Indian refiners have taken a bold stance by refusing to accept Russian crude oil carried on PJSC Sovcomflot tankers, citing stringent US sanctions.

This decision marks a significant shift in India’s energy strategy and underscores the profound impact of global politics on the oil trade.

The move comes in the wake of heightened scrutiny on Sovcomflot tankers following sanctions imposed by the US Treasury’s Office of Foreign Assets Control.

Designating Sovcomflot and identifying specific crude oil tankers, the US has intensified its efforts to clamp down on entities linked to Russia, particularly in the aftermath of the Ukraine invasion.

Indian Oil Corp., Bharat Petroleum Corp., Hindustan Petroleum Corp., Mangalore Refinery & Petrochemicals Ltd., and Nayara Energy Ltd. have all halted the acceptance of cargoes carried on Sovcomflot vessels.

This unified action underscores the severity of the situation, with refiners diligently scrutinizing tanker ownership to ensure compliance with sanctions.

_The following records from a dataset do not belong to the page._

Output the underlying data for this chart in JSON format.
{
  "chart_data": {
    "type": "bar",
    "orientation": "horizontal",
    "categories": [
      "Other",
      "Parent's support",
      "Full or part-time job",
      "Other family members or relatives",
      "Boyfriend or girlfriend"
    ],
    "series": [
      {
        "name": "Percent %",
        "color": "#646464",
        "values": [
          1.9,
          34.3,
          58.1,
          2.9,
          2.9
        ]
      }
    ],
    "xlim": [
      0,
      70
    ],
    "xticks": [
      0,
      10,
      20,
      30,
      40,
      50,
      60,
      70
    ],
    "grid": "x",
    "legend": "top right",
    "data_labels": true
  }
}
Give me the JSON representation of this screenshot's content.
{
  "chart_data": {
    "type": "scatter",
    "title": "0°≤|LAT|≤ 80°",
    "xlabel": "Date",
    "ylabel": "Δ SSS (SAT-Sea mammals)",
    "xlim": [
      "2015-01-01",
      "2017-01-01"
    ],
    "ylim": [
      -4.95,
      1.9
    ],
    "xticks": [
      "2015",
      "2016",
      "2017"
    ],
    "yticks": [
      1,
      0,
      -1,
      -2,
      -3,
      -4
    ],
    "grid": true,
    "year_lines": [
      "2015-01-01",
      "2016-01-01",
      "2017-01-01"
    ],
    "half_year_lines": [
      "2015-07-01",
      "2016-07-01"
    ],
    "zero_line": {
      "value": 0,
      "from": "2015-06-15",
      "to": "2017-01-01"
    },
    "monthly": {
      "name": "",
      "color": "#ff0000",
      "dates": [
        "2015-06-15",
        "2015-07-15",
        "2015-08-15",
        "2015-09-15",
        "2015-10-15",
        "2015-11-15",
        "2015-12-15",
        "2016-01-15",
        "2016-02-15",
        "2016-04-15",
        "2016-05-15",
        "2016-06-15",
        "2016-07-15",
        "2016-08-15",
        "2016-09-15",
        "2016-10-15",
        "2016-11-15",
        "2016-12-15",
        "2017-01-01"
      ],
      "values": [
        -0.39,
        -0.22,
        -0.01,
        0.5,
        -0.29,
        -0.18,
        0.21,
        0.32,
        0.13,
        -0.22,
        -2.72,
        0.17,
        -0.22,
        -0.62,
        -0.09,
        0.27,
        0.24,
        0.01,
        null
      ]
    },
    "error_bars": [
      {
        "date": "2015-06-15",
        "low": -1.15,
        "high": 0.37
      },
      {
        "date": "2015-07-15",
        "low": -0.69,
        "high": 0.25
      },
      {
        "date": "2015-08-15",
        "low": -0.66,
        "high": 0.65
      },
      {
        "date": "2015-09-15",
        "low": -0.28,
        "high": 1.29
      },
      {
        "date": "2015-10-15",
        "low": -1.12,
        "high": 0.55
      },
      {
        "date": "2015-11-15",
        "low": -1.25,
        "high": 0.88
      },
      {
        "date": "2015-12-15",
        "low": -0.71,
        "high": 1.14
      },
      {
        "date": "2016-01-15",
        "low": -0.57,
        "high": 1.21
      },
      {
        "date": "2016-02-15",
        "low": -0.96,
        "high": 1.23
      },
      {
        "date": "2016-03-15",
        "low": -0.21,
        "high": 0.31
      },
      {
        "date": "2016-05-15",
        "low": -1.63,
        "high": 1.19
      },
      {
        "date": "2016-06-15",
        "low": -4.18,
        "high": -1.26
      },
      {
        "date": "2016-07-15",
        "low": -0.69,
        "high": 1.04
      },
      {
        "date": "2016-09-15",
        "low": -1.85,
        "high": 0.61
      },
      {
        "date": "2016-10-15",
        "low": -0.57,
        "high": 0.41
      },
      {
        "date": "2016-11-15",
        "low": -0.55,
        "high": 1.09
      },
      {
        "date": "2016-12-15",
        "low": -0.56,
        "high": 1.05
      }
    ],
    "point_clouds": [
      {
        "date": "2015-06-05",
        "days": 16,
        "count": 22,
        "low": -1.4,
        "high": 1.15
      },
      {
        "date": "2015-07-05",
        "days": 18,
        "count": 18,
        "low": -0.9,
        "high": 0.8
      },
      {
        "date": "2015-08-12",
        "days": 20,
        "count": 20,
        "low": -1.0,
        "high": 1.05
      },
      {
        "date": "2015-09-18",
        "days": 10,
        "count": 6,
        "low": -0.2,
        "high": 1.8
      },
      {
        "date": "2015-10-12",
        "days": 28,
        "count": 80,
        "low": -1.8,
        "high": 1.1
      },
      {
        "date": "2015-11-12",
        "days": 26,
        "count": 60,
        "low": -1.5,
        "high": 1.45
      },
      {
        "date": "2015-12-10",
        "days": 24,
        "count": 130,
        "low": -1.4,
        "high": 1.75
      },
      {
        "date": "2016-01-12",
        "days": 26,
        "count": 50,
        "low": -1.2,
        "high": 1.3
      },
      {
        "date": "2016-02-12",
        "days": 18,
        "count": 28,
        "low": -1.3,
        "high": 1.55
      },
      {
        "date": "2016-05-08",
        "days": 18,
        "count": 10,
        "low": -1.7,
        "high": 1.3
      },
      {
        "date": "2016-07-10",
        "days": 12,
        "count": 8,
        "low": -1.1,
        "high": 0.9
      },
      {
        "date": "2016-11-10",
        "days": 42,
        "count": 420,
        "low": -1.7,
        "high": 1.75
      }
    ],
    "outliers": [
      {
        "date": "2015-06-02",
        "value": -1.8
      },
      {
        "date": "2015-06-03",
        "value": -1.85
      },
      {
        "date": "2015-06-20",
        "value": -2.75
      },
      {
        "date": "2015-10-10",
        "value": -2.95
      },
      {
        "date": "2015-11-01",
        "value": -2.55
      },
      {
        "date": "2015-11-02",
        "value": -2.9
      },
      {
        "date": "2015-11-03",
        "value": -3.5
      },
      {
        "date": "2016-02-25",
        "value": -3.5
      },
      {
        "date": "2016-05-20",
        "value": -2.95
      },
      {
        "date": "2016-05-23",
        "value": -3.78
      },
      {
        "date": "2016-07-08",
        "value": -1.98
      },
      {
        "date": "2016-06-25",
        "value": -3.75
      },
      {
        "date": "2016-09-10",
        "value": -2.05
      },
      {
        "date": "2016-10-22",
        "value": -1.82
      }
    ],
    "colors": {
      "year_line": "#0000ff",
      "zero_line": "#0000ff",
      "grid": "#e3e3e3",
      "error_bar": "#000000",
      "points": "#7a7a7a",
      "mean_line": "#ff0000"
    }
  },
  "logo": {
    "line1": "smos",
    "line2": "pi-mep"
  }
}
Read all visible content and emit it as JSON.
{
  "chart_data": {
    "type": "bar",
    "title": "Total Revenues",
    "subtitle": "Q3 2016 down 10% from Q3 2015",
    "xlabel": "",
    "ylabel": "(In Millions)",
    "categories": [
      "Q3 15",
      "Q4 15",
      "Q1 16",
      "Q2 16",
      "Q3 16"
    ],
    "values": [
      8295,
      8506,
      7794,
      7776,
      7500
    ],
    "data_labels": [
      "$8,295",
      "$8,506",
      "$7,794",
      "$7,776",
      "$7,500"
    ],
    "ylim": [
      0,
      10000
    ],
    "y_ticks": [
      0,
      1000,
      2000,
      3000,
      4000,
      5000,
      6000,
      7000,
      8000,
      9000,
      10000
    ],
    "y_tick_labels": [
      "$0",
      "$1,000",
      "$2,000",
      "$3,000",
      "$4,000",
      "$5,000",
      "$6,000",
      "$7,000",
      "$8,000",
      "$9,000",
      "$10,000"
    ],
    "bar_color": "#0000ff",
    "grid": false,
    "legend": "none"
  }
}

The repercussions of this decision are reverberating throughout the oil market, leading to disruptions in the supply chain and altering trade dynamics.

With fewer tankers available to transport Russian crude, the pricing landscape has undergone a significant shift, with discounts narrowing to compensate for higher freight costs.

Despite the challenges posed by sanctions and supply chain disruptions, India remains a key player in the global oil market.

However, the decision to shun Russian crude on Sovcomflot tankers reflects a strategic recalibration in response to evolving geopolitical realities, underscoring the complex interplay between politics and energy security on the world stage.